# Ultegra 6600 crank noise.



## cannonf600 (Nov 9, 2008)

I have a ticking and creaking noise at times that I traced to my 50/34 Ultegra SL 6600 crank.Replaced the crank and bottom bracket(screw in style Shimano cups)and noise is gone.Anybody else have this problem?Any cure besides replacing the crank?I had this problem before on a Truvativ triple crank and replaced it with a Shimano Ultegra,sold the bike to a buddy and he is still riding it with no noise.This Ultegra Sl crank has 4,000 miles on it and has been used less than a year.Did try to re-torque chain ring bolts but no luck.


----------



## PJ352 (Dec 5, 2007)

cannonf600 said:


> I have a ticking and creaking noise at times that I traced to my 50/34 Ultegra SL 6600 crank.Replaced the crank and bottom bracket(screw in style Shimano cups)and noise is gone.Anybody else have this problem?Any cure besides replacing the crank?I had this problem before on a Truvativ triple crank and replaced it with a Shimano Ultegra,sold the bike to a buddy and he is still riding it with no noise.This Ultegra Sl crank has 4,000 miles on it and has been used less than a year.Did try to re-torque chain ring bolts but no luck.

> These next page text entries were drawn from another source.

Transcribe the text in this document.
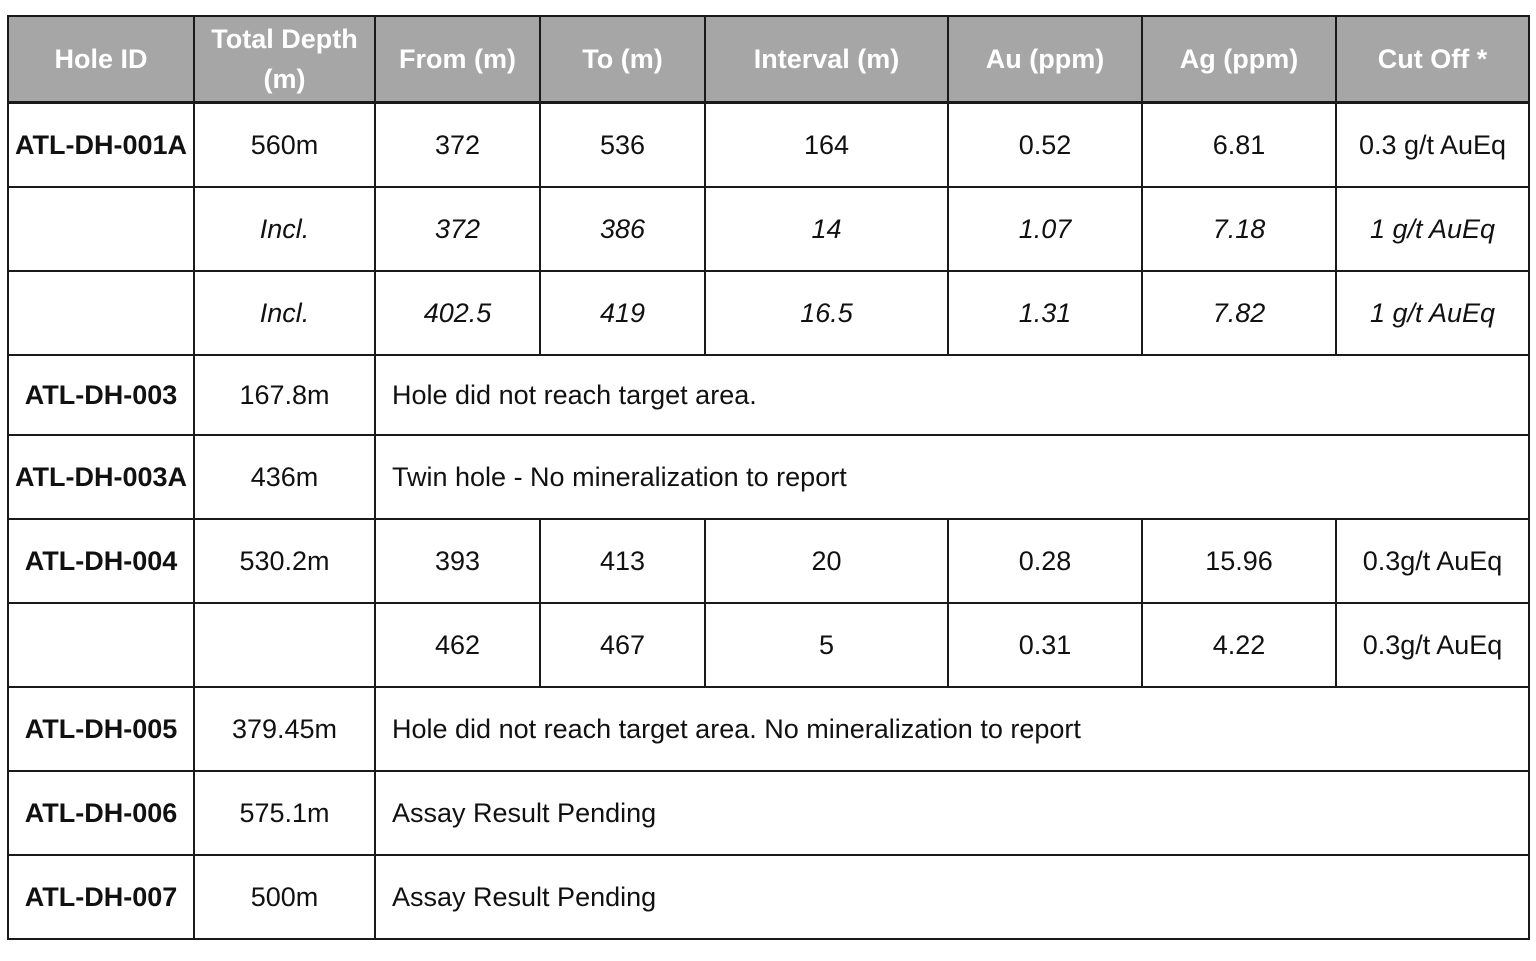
Hole ID	Total Depth (m)	From (m)	To (m)	Interval (m)	Au (ppm)	Ag (ppm)	Cut Off *
ATL-DH-001A	560m	372	536	164	0.52	6.81	0.3 g/t AuEq
	Incl.	372	386	14	1.07	7.18	1 g/t AuEq
	Incl.	402.5	419	16.5	1.31	7.82	1 g/t AuEq
ATL-DH-003	167.8m	Hole did not reach target area.					
ATL-DH-003A	436m	Twin hole - No mineralization to report					
ATL-DH-004	530.2m	393	413	20	0.28	15.96	0.3g/t AuEq
		462	467	5	0.31	4.22	0.3g/t AuEq
ATL-DH-005	379.45m	Hole did not reach target area. No mineralization to report					
ATL-DH-006	575.1m	Assay Result Pending					
ATL-DH-007	500m	Assay Result Pending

I don't know how methodical you were in chasing down the source of the noise, but I think I would have (first) disassembled the crank, checked to see if the BB cups were sufficiently tightened and (if so) removed the BB, cleaned and regreased the BB shell and BB, reinstalled the BB and crankset and test ridden. 

If that didn't work, I'd replace the BB, but not the crankset and test ride again. If that failed, I'd _then_ replace the crankset.

FWIW, I've found Shimano Hollowtechs to be near bulletproof - mine has in excess of 18k miles logged, runs silent and spins like new.


----------